Saturday, October 10, 2009

Gunmen attack Pakistani army HQ and take hostages

By Augustine Anthony

RAWALPINDI, Pakistan (Reuters) - Suspected Taliban gunmen wearing army uniforms attacked the Pakistani army's headquarters on Saturday, killing six soldiers and taking up to 15 hostages after a gun battle, military officials said.

Security officials try to secure a perimeter outside the main gates to Pakistan's army headquarters after an attack by armed men in Rawalpindi, on the outskirts of Islamabad, October 10, 2009. (REUTERS/Faisal Mahmood)

The brazen attack on the tightly guarded headquarters in the garrison city of Rawalpindi came as the military prepares a major offensive against the militants in their northwestern stronghold of South Waziristan on the Afghan border.

Four of the gunmen were killed but military spokesman Major General Athar Abbas said four or five gunmen were holding hostages in a security agency office building near the army headquarters.

"We're facing an extraordinary situation. It's a very difficult hostage situation," Abbas told Geo television. "What I can say is that four to five terrorists and 10 to 15 hostages are there."

"Now a plan is being drawn up through which the lives of as many hostages as possible can be saved," he said.

Pakistani Taliban militants linked to al Qaeda have launched numerous attacks in Pakistan over the past couple of years, most aimed at the security forces or government and foreign targets. Militants have attacked military targets in Rawalpindi before.
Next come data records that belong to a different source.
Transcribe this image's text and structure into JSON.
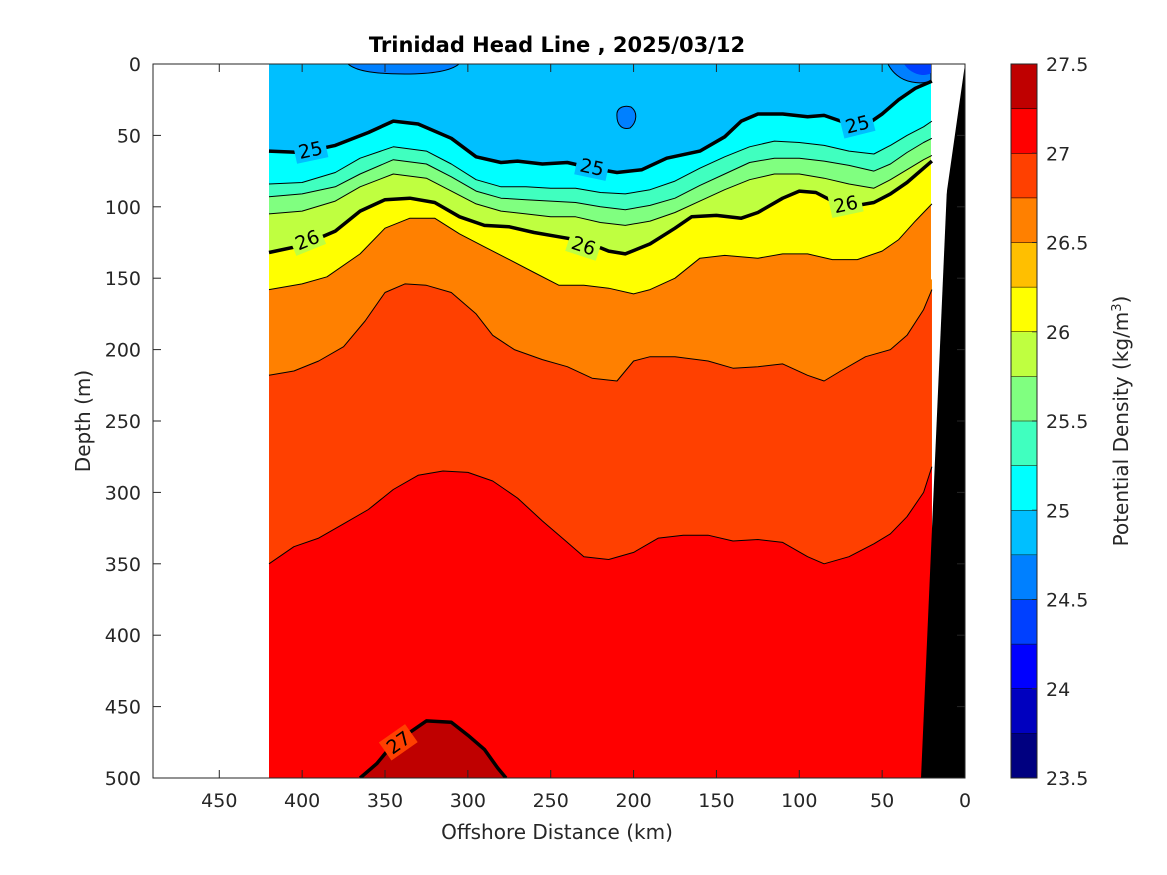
{
  "chart_data": {
    "type": "contour",
    "title": "Trinidad Head Line , 2025/03/12",
    "xlabel": "Offshore Distance (km)",
    "ylabel": "Depth (m)",
    "colorbar_label_main": "Potential Density (kg/m",
    "colorbar_label_sup": "3",
    "colorbar_label_close": ")",
    "xlim": [
      490,
      0
    ],
    "ylim": [
      0,
      500
    ],
    "x_reversed": true,
    "y_reversed": true,
    "x_ticks": [
      450,
      400,
      350,
      300,
      250,
      200,
      150,
      100,
      50,
      0
    ],
    "y_ticks": [
      0,
      50,
      100,
      150,
      200,
      250,
      300,
      350,
      400,
      450,
      500
    ],
    "data_extent_x": [
      420,
      20
    ],
    "colorbar": {
      "range": [
        23.5,
        27.5
      ],
      "ticks": [
        23.5,
        24,
        24.5,
        25,
        25.5,
        26,
        26.5,
        27,
        27.5
      ],
      "colors": [
        "#000080",
        "#0000bf",
        "#0000ff",
        "#0040ff",
        "#0080ff",
        "#00bfff",
        "#00ffff",
        "#40ffbf",
        "#80ff80",
        "#bfff40",
        "#ffff00",
        "#ffbf00",
        "#ff8000",
        "#ff4000",
        "#ff0000",
        "#bf0000"
      ]
    },
    "bold_contour_labels": [
      {
        "text": "25",
        "x": 395,
        "y": 60,
        "angle": -12
      },
      {
        "text": "25",
        "x": 225,
        "y": 72,
        "angle": 12
      },
      {
        "text": "25",
        "x": 65,
        "y": 42,
        "angle": -14
      },
      {
        "text": "26",
        "x": 397,
        "y": 123,
        "angle": -22
      },
      {
        "text": "26",
        "x": 230,
        "y": 127,
        "angle": 18
      },
      {
        "text": "26",
        "x": 72,
        "y": 98,
        "angle": -12
      },
      {
        "text": "27",
        "x": 342,
        "y": 475,
        "angle": -35
      }
    ],
    "isolines": [
      {
        "level": 24.75,
        "bold": false,
        "points": [
          [
            420,
            0
          ],
          [
            20,
            0
          ]
        ]
      },
      {
        "level": 25.0,
        "bold": true,
        "points": [
          [
            420,
            61
          ],
          [
            400,
            62
          ],
          [
            380,
            57
          ],
          [
            360,
            48
          ],
          [
            345,
            40
          ],
          [
            330,
            42
          ],
          [
            310,
            52
          ],
          [
            295,
            65
          ],
          [
            280,
            69
          ],
          [
            270,
            68
          ],
          [
            255,
            70
          ],
          [
            240,
            69
          ],
          [
            225,
            73
          ],
          [
            210,
            76
          ],
          [
            195,
            74
          ],
          [
            180,
            66
          ],
          [
            160,
            61
          ],
          [
            145,
            51
          ],
          [
            135,
            40
          ],
          [
            125,
            35
          ],
          [
            110,
            35
          ],
          [
            95,
            37
          ],
          [
            85,
            36
          ],
          [
            70,
            42
          ],
          [
            60,
            43
          ],
          [
            50,
            35
          ],
          [
            40,
            25
          ],
          [
            30,
            17
          ],
          [
            20,
            12
          ]
        ]
      },
      {
        "level": 25.25,
        "bold": false,
        "points": [
          [
            420,
            84
          ],
          [
            400,
            83
          ],
          [
            380,
            76
          ],
          [
            365,
            66
          ],
          [
            345,
            58
          ],
          [
            325,
            61
          ],
          [
            310,
            70
          ],
          [
            295,
            81
          ],
          [
            280,
            86
          ],
          [
            265,
            86
          ],
          [
            250,
            87
          ],
          [
            235,
            87
          ],
          [
            220,
            90
          ],
          [
            205,
            91
          ],
          [
            190,
            88
          ],
          [
            175,
            82
          ],
          [
            160,
            73
          ],
          [
            145,
            65
          ],
          [
            130,
            58
          ],
          [
            115,
            54
          ],
          [
            100,
            55
          ],
          [
            85,
            57
          ],
          [
            70,
            61
          ],
          [
            55,
            63
          ],
          [
            45,
            57
          ],
          [
            35,
            50
          ],
          [
            25,
            44
          ],
          [
            20,
            40
          ]
        ]
      },
      {
        "level": 25.5,
        "bold": false,
        "points": [
          [
            420,
            93
          ],
          [
            400,
            91
          ],
          [
            380,
            86
          ],
          [
            365,
            77
          ],
          [
            345,
            67
          ],
          [
            325,
            70
          ],
          [
            310,
            79
          ],
          [
            295,
            89
          ],
          [
            280,
            94
          ],
          [
            265,
            95
          ],
          [
            250,
            96
          ],
          [
            235,
            97
          ],
          [
            220,
            100
          ],
          [
            205,
            102
          ],
          [
            190,
            99
          ],
          [
            175,
            94
          ],
          [
            160,
            85
          ],
          [
            145,
            77
          ],
          [
            130,
            69
          ],
          [
            115,
            66
          ],
          [
            100,
            66
          ],
          [
            85,
            68
          ],
          [
            70,
            71
          ],
          [
            55,
            75
          ],
          [
            45,
            70
          ],
          [
            35,
            62
          ],
          [
            25,
            55
          ],
          [
            20,
            52
          ]
        ]
      },
      {
        "level": 25.75,
        "bold": false,
        "points": [
          [
            420,
            105
          ],
          [
            400,
            103
          ],
          [
            380,
            96
          ],
          [
            365,
            86
          ],
          [
            345,
            77
          ],
          [
            325,
            80
          ],
          [
            310,
            89
          ],
          [
            295,
            98
          ],
          [
            280,
            103
          ],
          [
            265,
            105
          ],
          [
            250,
            107
          ],
          [
            235,
            107
          ],
          [
            220,
            111
          ],
          [
            205,
            113
          ],
          [
            190,
            110
          ],
          [
            175,
            104
          ],
          [
            160,
            96
          ],
          [
            145,
            88
          ],
          [
            130,
            81
          ],
          [
            115,
            77
          ],
          [
            100,
            77
          ],
          [
            85,
            80
          ],
          [
            70,
            84
          ],
          [
            55,
            87
          ],
          [
            45,
            81
          ],
          [
            35,
            74
          ],
          [
            25,
            67
          ],
          [
            20,
            64
          ]
        ]
      },
      {
        "level": 26.0,
        "bold": true,
        "points": [
          [
            420,
            132
          ],
          [
            400,
            127
          ],
          [
            380,
            117
          ],
          [
            365,
            103
          ],
          [
            350,
            95
          ],
          [
            335,
            94
          ],
          [
            320,
            97
          ],
          [
            305,
            107
          ],
          [
            290,
            113
          ],
          [
            275,
            114
          ],
          [
            260,
            118
          ],
          [
            245,
            121
          ],
          [
            230,
            124
          ],
          [
            215,
            131
          ],
          [
            205,
            133
          ],
          [
            190,
            126
          ],
          [
            175,
            115
          ],
          [
            165,
            107
          ],
          [
            150,
            106
          ],
          [
            135,
            108
          ],
          [
            125,
            104
          ],
          [
            110,
            94
          ],
          [
            100,
            89
          ],
          [
            90,
            90
          ],
          [
            80,
            96
          ],
          [
            70,
            100
          ],
          [
            55,
            97
          ],
          [
            45,
            91
          ],
          [
            35,
            83
          ],
          [
            25,
            73
          ],
          [
            20,
            68
          ]
        ]
      },
      {
        "level": 26.5,
        "bold": false,
        "points": [
          [
            420,
            158
          ],
          [
            400,
            154
          ],
          [
            385,
            149
          ],
          [
            365,
            133
          ],
          [
            350,
            115
          ],
          [
            335,
            108
          ],
          [
            320,
            108
          ],
          [
            305,
            119
          ],
          [
            290,
            128
          ],
          [
            275,
            137
          ],
          [
            260,
            146
          ],
          [
            245,
            155
          ],
          [
            230,
            155
          ],
          [
            215,
            157
          ],
          [
            200,
            161
          ],
          [
            190,
            158
          ],
          [
            175,
            150
          ],
          [
            160,
            136
          ],
          [
            145,
            134
          ],
          [
            125,
            136
          ],
          [
            110,
            133
          ],
          [
            95,
            133
          ],
          [
            80,
            137
          ],
          [
            65,
            137
          ],
          [
            50,
            131
          ],
          [
            40,
            123
          ],
          [
            30,
            110
          ],
          [
            20,
            98
          ]
        ]
      },
      {
        "level": 26.75,
        "bold": false,
        "points": [
          [
            420,
            218
          ],
          [
            405,
            215
          ],
          [
            390,
            208
          ],
          [
            375,
            198
          ],
          [
            362,
            180
          ],
          [
            350,
            160
          ],
          [
            338,
            154
          ],
          [
            325,
            155
          ],
          [
            310,
            160
          ],
          [
            295,
            175
          ],
          [
            285,
            190
          ],
          [
            272,
            200
          ],
          [
            255,
            207
          ],
          [
            240,
            212
          ],
          [
            225,
            220
          ],
          [
            210,
            222
          ],
          [
            200,
            208
          ],
          [
            190,
            205
          ],
          [
            175,
            205
          ],
          [
            155,
            208
          ],
          [
            140,
            213
          ],
          [
            125,
            212
          ],
          [
            110,
            210
          ],
          [
            95,
            218
          ],
          [
            85,
            222
          ],
          [
            75,
            215
          ],
          [
            60,
            205
          ],
          [
            45,
            200
          ],
          [
            35,
            190
          ],
          [
            25,
            172
          ],
          [
            20,
            158
          ]
        ]
      },
      {
        "level": 27.0,
        "bold": false,
        "points": [
          [
            420,
            350
          ],
          [
            405,
            338
          ],
          [
            390,
            332
          ],
          [
            375,
            322
          ],
          [
            360,
            312
          ],
          [
            345,
            298
          ],
          [
            330,
            288
          ],
          [
            315,
            285
          ],
          [
            300,
            286
          ],
          [
            285,
            292
          ],
          [
            270,
            304
          ],
          [
            255,
            320
          ],
          [
            242,
            333
          ],
          [
            230,
            345
          ],
          [
            215,
            347
          ],
          [
            200,
            342
          ],
          [
            185,
            332
          ],
          [
            170,
            330
          ],
          [
            155,
            330
          ],
          [
            140,
            334
          ],
          [
            125,
            333
          ],
          [
            110,
            335
          ],
          [
            95,
            345
          ],
          [
            85,
            350
          ],
          [
            70,
            345
          ],
          [
            55,
            336
          ],
          [
            45,
            329
          ],
          [
            35,
            317
          ],
          [
            25,
            300
          ],
          [
            20,
            282
          ]
        ]
      },
      {
        "level": 27.25,
        "bold": true,
        "points": [
          [
            365,
            500
          ],
          [
            355,
            490
          ],
          [
            345,
            476
          ],
          [
            335,
            468
          ],
          [
            325,
            460
          ],
          [
            310,
            461
          ],
          [
            300,
            470
          ],
          [
            290,
            480
          ],
          [
            282,
            493
          ],
          [
            277,
            500
          ]
        ]
      }
    ]
  }
}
On Monday, a suicide bomber attacked a U.N. office in the capital Islamabad, and on Friday a suspected suicide car-bomber killed 49 people in Peshawar -- an attack that the government said underscored the need for the all-out offensive against the Taliban.

"What happened in Peshawar, Islamabad and today, all roads lead to South Waziristan," said Interior Minister Rehman Malik.

"The TTP (Taliban Movement of Pakistan) is behind all of these attacks, and now the government has no other option but to launch an offensive," he said.


Saturday's gunmen drove in a white van with military licence plates to a main gate of the complex, where they were challenged by soldiers and opened fire and threw a grenade. The exchange of fire with troops lasted about 40 minutes.

Six soldiers, including a brigadier and a lieutenant-colonel who were passing through the gate, were killed. Four gunmen were killed there.

Television pictures showed the militants' van, its doors open, where the gunmen had abandoned it beside barriers outside the gate.

Early this year, militants pushed to within 100 km (60 miles) of Islamabad, raising fears for nuclear-armed Pakistan's stability. An exasperated U.S. Secretary of State Hillary Clinton said the government appeared to be "abdicating" to the militants.

The United States needs Pakistani help against militants crossing into Afghanistan to fight U.S.-led forces there.

In late April, the security forces launched an offensive in the Swat valley, 120 km (80 miles) northwest of Islamabad, largely clearing the Taliban from the region.

The militants suffered another major blow on Aug. 5, when their overall leader, Baitullah Mehsud, was killed in a missile attack by a U.S. drone aircraft in South Waziristan.

The United States and India have also called for action against Afghan Taliban factions on the border and anti-Indian militant groups based in Pakistan's Punjab province.

North West Frontier Province Information Minister Iftikhar Hussain called for the elimination of militant bases in Punjab, telling reporters that, even if an offensive were successful in South Waziristan, militants would get support from Punjab.

The government ordered the army to go on the offensive in South Waziristan in June and security forces have been launching air and artillery strikes while moving troops into surrounding areas, blockading the region and trying to split off factions.

The army has declined to say when it will send ground troops in.